Delivery boys and guests in the house frequently mistook Lydia for my grandmother, because Lydia looked quite regal in her wheelchair and she was about my grandmother's age; she had tea with my grandmother every afternoon, and she played cards with my grandmother's bridge club—with those very same ladies whose tea she had once fetched. Shortly before Lydia died, even my Aunt Martha was struck by the resemblance Lydia bore to my grandmother. Yet to various guests and delivery boys, Lydia would always say—with a certain indignation of tone that was borrowed from my grandmother—"I am not Missus Wheelwright, I am Missus Wheelwright's former maid." It was exactly in the manner that Grandmother would claim that her house was not the Gravesend Inn. (1.73)
The relationship between Lydia and Harriet is really interesting, largely because it gives us a close look at how deeply rooted class identity is among the older generation in Gravesend. Harriet and Lydia are totally besties – Lydia even sticks around and lives with Harriet after she can't work as a maid anymore. Still, Lydia seems to be really aware of what her place in society is in relation to her former boss.
The Meanys, in my grandmother's lexicon, were not Mayflower stock. They were not descended from the founding fathers; you could not trace a Meany back to John Adams. They were descended from later immigrants; they were Boston Irish. The Meanys made their move to New Hampshire from Boston, which was never England; they'd also lived in Concord, New Hampshire, and in Barre, Vermont—those were much more working-class places than Gravesend.
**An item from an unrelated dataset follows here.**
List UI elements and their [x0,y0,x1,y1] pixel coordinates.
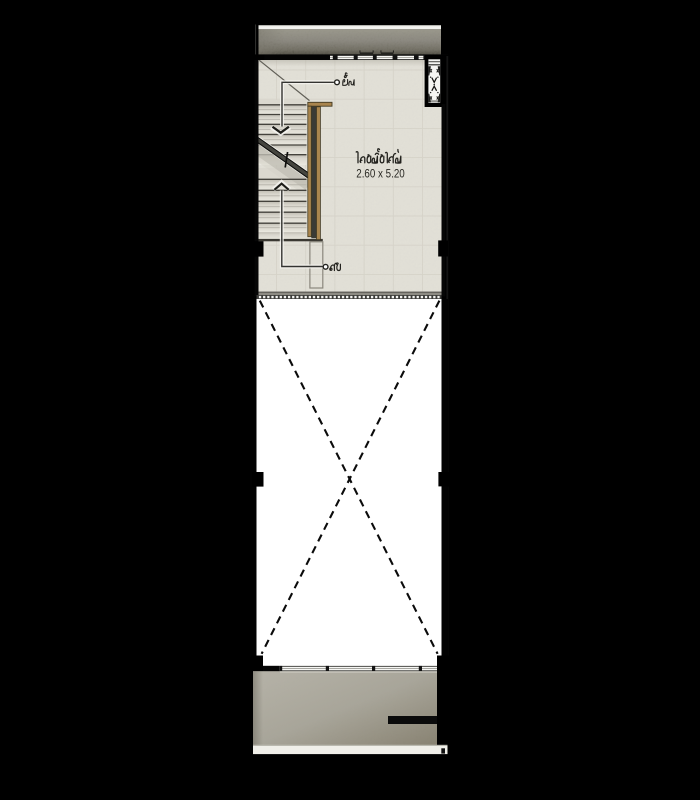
svg-text:2.60 x 5.20: 2.60 x 5.20 [356,167,405,181]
Those were New England's true granite kingdoms. My grandmother believed that mining and quarrying, of all kinds, was groveling work—and that quarries and miners were more closely related to moles than to men. As for the Meanys: none of the family was especially small, except for Owen. (1.91)
The Wheelwrights are like town royalty because they can trace their roots back to the founding fathers; there's a place for their family in the history books (literally). The Meanys, on the other hand, are working-class folk. Their background shows that, in terms of social status, moving to Gravesend is a step up from their roots. For the Wheelwrights, it's all they've ever known.